A problem in A. Friedman, Partial Differential Equations, 1969, chapter 1, section 14, is concerned with the elliptic, but not strongly elliptic PDE on the open unit disk $\mathbb D = \{z= x+ \mathrm iy \mid |z| < 1\}$ given by \begin{equation*} u_{xx} + 2\mathrm i u_{xy} + u_{yy} = 0, \qquad u(z) = 0, \forall z\in \partial \mathbb D. \end{equation*} Friedman claims that for any complex analytic function $f(z)$ defined on the closed unit disk $\bar{ \mathbb D}$, the function $u(z) = (1-|z|^2) f(z)$ solves the Dirichlet problem.
However, taking $f = 1$ already shows that this is not true. Can you explain that? Can you give a better example?

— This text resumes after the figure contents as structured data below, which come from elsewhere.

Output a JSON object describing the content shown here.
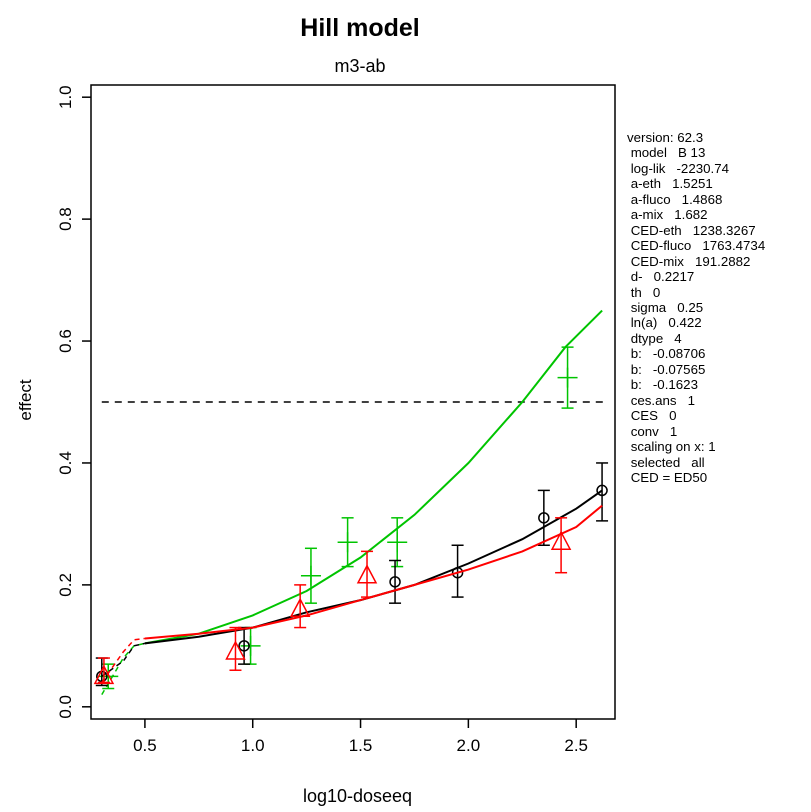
{
  "chart_data": {
    "type": "line",
    "title": "Hill model",
    "subtitle": "m3-ab",
    "xlabel": "log10-doseeq",
    "ylabel": "effect",
    "xlim": [
      0.25,
      2.68
    ],
    "ylim": [
      -0.02,
      1.02
    ],
    "x_ticks": [
      {
        "value": 0.5,
        "label": "0.5"
      },
      {
        "value": 1.0,
        "label": "1.0"
      },
      {
        "value": 1.5,
        "label": "1.5"
      },
      {
        "value": 2.0,
        "label": "2.0"
      },
      {
        "value": 2.5,
        "label": "2.5"
      }
    ],
    "y_ticks": [
      {
        "value": 0.0,
        "label": "0.0"
      },
      {
        "value": 0.2,
        "label": "0.2"
      },
      {
        "value": 0.4,
        "label": "0.4"
      },
      {
        "value": 0.6,
        "label": "0.6"
      },
      {
        "value": 0.8,
        "label": "0.8"
      },
      {
        "value": 1.0,
        "label": "1.0"
      }
    ],
    "reference_line": {
      "y": 0.5,
      "style": "dashed",
      "color": "#000000"
    },
    "series": [
      {
        "color": "#00c400",
        "marker": "plus",
        "curve": [
          [
            0.3,
            0.02
          ],
          [
            0.4,
            0.08
          ],
          [
            0.45,
            0.1
          ],
          [
            0.5,
            0.104
          ],
          [
            0.75,
            0.12
          ],
          [
            1.0,
            0.15
          ],
          [
            1.25,
            0.19
          ],
          [
            1.5,
            0.245
          ],
          [
            1.75,
            0.315
          ],
          [
            2.0,
            0.4
          ],
          [
            2.25,
            0.5
          ],
          [
            2.45,
            0.59
          ],
          [
            2.62,
            0.65
          ]
        ],
        "points": [
          {
            "x": 0.33,
            "y": 0.05,
            "lo": 0.03,
            "hi": 0.07
          },
          {
            "x": 0.99,
            "y": 0.1,
            "lo": 0.07,
            "hi": 0.13
          },
          {
            "x": 1.27,
            "y": 0.215,
            "lo": 0.17,
            "hi": 0.26
          },
          {
            "x": 1.44,
            "y": 0.27,
            "lo": 0.23,
            "hi": 0.31
          },
          {
            "x": 1.67,
            "y": 0.27,
            "lo": 0.23,
            "hi": 0.31
          },
          {
            "x": 2.46,
            "y": 0.54,
            "lo": 0.49,
            "hi": 0.59
          }
        ]
      },
      {
        "color": "#000000",
        "marker": "circle",
        "curve": [
          [
            0.3,
            0.05
          ],
          [
            0.4,
            0.075
          ],
          [
            0.45,
            0.1
          ],
          [
            0.5,
            0.104
          ],
          [
            0.75,
            0.115
          ],
          [
            1.0,
            0.13
          ],
          [
            1.25,
            0.155
          ],
          [
            1.5,
            0.175
          ],
          [
            1.75,
            0.2
          ],
          [
            2.0,
            0.235
          ],
          [
            2.25,
            0.275
          ],
          [
            2.5,
            0.325
          ],
          [
            2.62,
            0.355
          ]
        ],
        "points": [
          {
            "x": 0.3,
            "y": 0.05,
            "lo": 0.035,
            "hi": 0.08
          },
          {
            "x": 0.96,
            "y": 0.1,
            "lo": 0.07,
            "hi": 0.13
          },
          {
            "x": 1.66,
            "y": 0.205,
            "lo": 0.17,
            "hi": 0.24
          },
          {
            "x": 1.95,
            "y": 0.22,
            "lo": 0.18,
            "hi": 0.265
          },
          {
            "x": 2.35,
            "y": 0.31,
            "lo": 0.265,
            "hi": 0.355
          },
          {
            "x": 2.62,
            "y": 0.355,
            "lo": 0.305,
            "hi": 0.4
          }
        ]
      },
      {
        "color": "#ff0000",
        "marker": "triangle",
        "curve": [
          [
            0.3,
            0.04
          ],
          [
            0.4,
            0.09
          ],
          [
            0.45,
            0.11
          ],
          [
            0.5,
            0.112
          ],
          [
            0.75,
            0.12
          ],
          [
            1.0,
            0.13
          ],
          [
            1.25,
            0.15
          ],
          [
            1.5,
            0.175
          ],
          [
            1.75,
            0.2
          ],
          [
            2.0,
            0.225
          ],
          [
            2.25,
            0.255
          ],
          [
            2.5,
            0.295
          ],
          [
            2.62,
            0.33
          ]
        ],
        "points": [
          {
            "x": 0.31,
            "y": 0.05,
            "lo": 0.04,
            "hi": 0.08
          },
          {
            "x": 0.92,
            "y": 0.09,
            "lo": 0.06,
            "hi": 0.13
          },
          {
            "x": 1.22,
            "y": 0.16,
            "lo": 0.13,
            "hi": 0.2
          },
          {
            "x": 1.53,
            "y": 0.215,
            "lo": 0.18,
            "hi": 0.255
          },
          {
            "x": 2.43,
            "y": 0.27,
            "lo": 0.22,
            "hi": 0.31
          }
        ]
      }
    ]
  },
  "info_lines": [
    "version: 62.3",
    " model   B 13",
    " log-lik   -2230.74",
    " a-eth   1.5251",
    " a-fluco   1.4868",
    " a-mix   1.682",
    " CED-eth   1238.3267",
    " CED-fluco   1763.4734",
    " CED-mix   191.2882",
    " d-   0.2217",
    " th   0",
    " sigma   0.25",
    " ln(a)   0.422",
    " dtype   4",
    " b:   -0.08706",
    " b:   -0.07565",
    " b:   -0.1623",
    " ces.ans   1",
    " CES   0",
    " conv   1",
    " scaling on x: 1",
    " selected   all",
    " CED = ED50"
  ]
}
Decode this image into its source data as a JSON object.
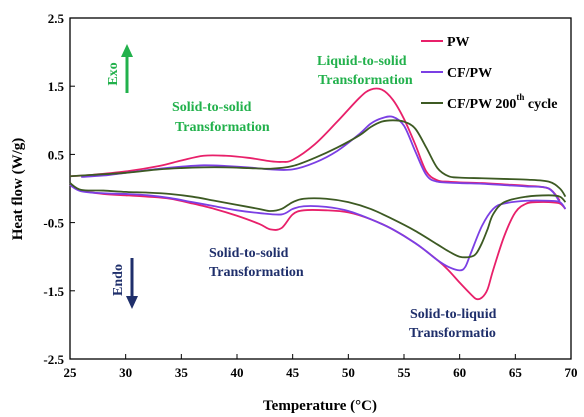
{
  "chart_data": {
    "type": "line",
    "xlabel": "Temperature (°C)",
    "ylabel": "Heat flow (W/g)",
    "xlim": [
      25,
      70
    ],
    "ylim": [
      -2.5,
      2.5
    ],
    "xticks": [
      "25",
      "30",
      "35",
      "40",
      "45",
      "50",
      "55",
      "60",
      "65",
      "70"
    ],
    "yticks": [
      "2.5",
      "1.5",
      "0.5",
      "-0.5",
      "-1.5",
      "-2.5"
    ],
    "grid": false,
    "legend_position": "top-right",
    "legend": {
      "pw": "PW",
      "cfpw": "CF/PW",
      "cfpw200_main": "CF/PW 200",
      "cfpw200_sup": "th",
      "cfpw200_tail": "cycle"
    },
    "annotations": {
      "exo": "Exo",
      "endo": "Endo",
      "solid_solid_top_1": "Solid-to-solid",
      "solid_solid_top_2": "Transformation",
      "liquid_solid_1": "Liquid-to-solid",
      "liquid_solid_2": "Transformation",
      "solid_solid_bottom_1": "Solid-to-solid",
      "solid_solid_bottom_2": "Transformation",
      "solid_liquid_1": "Solid-to-liquid",
      "solid_liquid_2": "Transformatio"
    },
    "colors": {
      "pw": "#e8206a",
      "cfpw": "#7b3fe4",
      "cfpw200": "#3d5a23",
      "green_text": "#22b14c",
      "navy_text": "#1f2f6b"
    },
    "series": [
      {
        "key": "pw",
        "cooling": {
          "x": [
            25,
            27,
            30,
            33,
            35,
            37,
            39,
            41,
            43,
            44,
            45,
            47,
            49,
            51,
            52,
            53,
            54,
            55,
            56,
            57,
            58,
            59,
            60,
            62,
            64,
            66,
            68,
            69
          ],
          "y": [
            0.18,
            0.2,
            0.25,
            0.33,
            0.41,
            0.48,
            0.48,
            0.45,
            0.4,
            0.39,
            0.42,
            0.65,
            0.98,
            1.33,
            1.45,
            1.45,
            1.3,
            1.02,
            0.65,
            0.25,
            0.12,
            0.1,
            0.09,
            0.08,
            0.06,
            0.04,
            0.0,
            -0.18
          ]
        },
        "heating": {
          "x": [
            25,
            26,
            28,
            30,
            32,
            34,
            36,
            38,
            40,
            42,
            43,
            44,
            45,
            46,
            48,
            50,
            52,
            54,
            56,
            58,
            59,
            60,
            61,
            61.5,
            62,
            62.5,
            63,
            64,
            65,
            66,
            67,
            68,
            69,
            69.5
          ],
          "y": [
            0.05,
            -0.03,
            -0.08,
            -0.1,
            -0.12,
            -0.15,
            -0.22,
            -0.3,
            -0.4,
            -0.52,
            -0.6,
            -0.58,
            -0.38,
            -0.32,
            -0.32,
            -0.35,
            -0.45,
            -0.6,
            -0.8,
            -1.05,
            -1.2,
            -1.38,
            -1.55,
            -1.62,
            -1.6,
            -1.48,
            -1.2,
            -0.7,
            -0.35,
            -0.22,
            -0.2,
            -0.2,
            -0.22,
            -0.3
          ]
        }
      },
      {
        "key": "cfpw",
        "cooling": {
          "x": [
            26,
            28,
            30,
            33,
            35,
            37,
            39,
            41,
            43,
            45,
            47,
            49,
            51,
            52,
            53,
            54,
            55,
            56,
            57,
            58,
            60,
            62,
            64,
            66,
            68,
            69
          ],
          "y": [
            0.17,
            0.19,
            0.23,
            0.29,
            0.32,
            0.34,
            0.33,
            0.31,
            0.28,
            0.28,
            0.38,
            0.55,
            0.8,
            0.95,
            1.03,
            1.05,
            0.92,
            0.55,
            0.2,
            0.1,
            0.08,
            0.07,
            0.05,
            0.03,
            0.0,
            -0.2
          ]
        },
        "heating": {
          "x": [
            25,
            26,
            28,
            30,
            32,
            34,
            36,
            38,
            40,
            42,
            44,
            45,
            46,
            48,
            50,
            52,
            54,
            56,
            57,
            58,
            59,
            60,
            60.5,
            61,
            62,
            63,
            64,
            66,
            68,
            69,
            69.5
          ],
          "y": [
            0.05,
            -0.04,
            -0.07,
            -0.08,
            -0.1,
            -0.14,
            -0.2,
            -0.26,
            -0.32,
            -0.36,
            -0.38,
            -0.3,
            -0.26,
            -0.27,
            -0.33,
            -0.45,
            -0.6,
            -0.8,
            -0.92,
            -1.05,
            -1.15,
            -1.2,
            -1.15,
            -0.95,
            -0.55,
            -0.3,
            -0.22,
            -0.18,
            -0.18,
            -0.2,
            -0.3
          ]
        }
      },
      {
        "key": "cfpw200",
        "cooling": {
          "x": [
            25,
            27,
            30,
            33,
            35,
            37,
            39,
            41,
            43,
            45,
            47,
            49,
            51,
            52,
            53,
            54,
            55,
            56,
            57,
            58,
            59,
            60,
            62,
            64,
            66,
            68,
            69,
            69.5
          ],
          "y": [
            0.18,
            0.2,
            0.23,
            0.28,
            0.3,
            0.31,
            0.31,
            0.3,
            0.29,
            0.33,
            0.45,
            0.6,
            0.78,
            0.9,
            0.98,
            1.0,
            0.98,
            0.88,
            0.6,
            0.3,
            0.18,
            0.16,
            0.15,
            0.14,
            0.13,
            0.1,
            0.0,
            -0.12
          ]
        },
        "heating": {
          "x": [
            25,
            26,
            28,
            30,
            32,
            34,
            36,
            38,
            40,
            42,
            43,
            44,
            45,
            46,
            48,
            50,
            52,
            54,
            56,
            58,
            59,
            60,
            61,
            61.5,
            62,
            62.5,
            63,
            64,
            66,
            68,
            69,
            69.5
          ],
          "y": [
            0.08,
            -0.02,
            -0.03,
            -0.05,
            -0.06,
            -0.08,
            -0.12,
            -0.18,
            -0.24,
            -0.3,
            -0.33,
            -0.3,
            -0.2,
            -0.15,
            -0.15,
            -0.2,
            -0.3,
            -0.45,
            -0.62,
            -0.82,
            -0.92,
            -1.0,
            -1.0,
            -0.95,
            -0.8,
            -0.6,
            -0.38,
            -0.2,
            -0.12,
            -0.1,
            -0.12,
            -0.2
          ]
        }
      }
    ]
  }
}
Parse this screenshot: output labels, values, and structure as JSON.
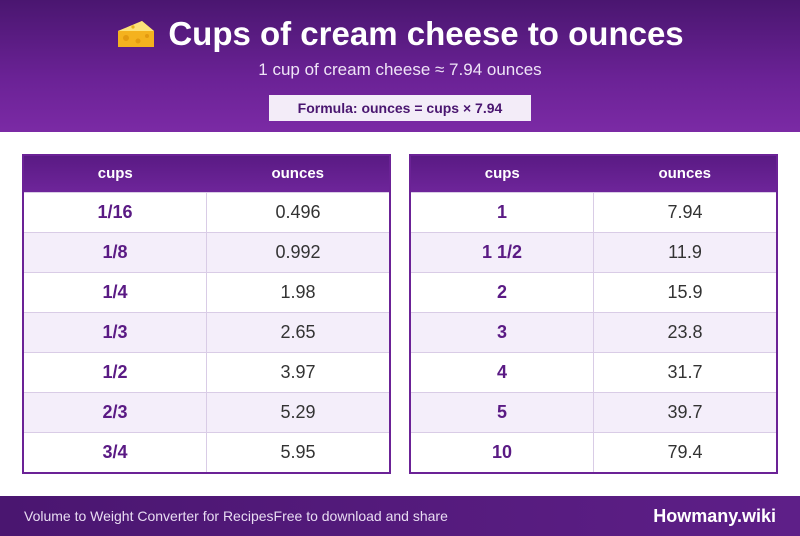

There appears to be a typo in the equation Friedman treats. Whenever $f(z)$ is analytic, the function $u(z)=(1-|z|^2)f(z)$ does satisfy $$ u_{xx}+2{\rm i}u_{xy} - u_{yy}=0.$$ The symbol of this equation is $$ a(\xi)=\xi_1^2+2{\rm i}\xi_1\xi_2-\xi_2^2 = (\xi_1+{\rm i}\xi_2)^2, $$ which does not vanish for any real vector $\xi=(\xi_1,\xi_2)$ except for $(0,0)$. This makes the PDE elliptic in the sense that I believe Friedman's book uses (which I take from a 1955 paper of Nirenberg titled Remarks on strongly elliptic partial differential equations). But it is not ``strongly elliptic,'' since it is false that $$\Re a(\xi)=\xi_1^2-\xi_2^2 \ge c(\xi_1^2+\xi_2^2)$$ for some postive constant $c$.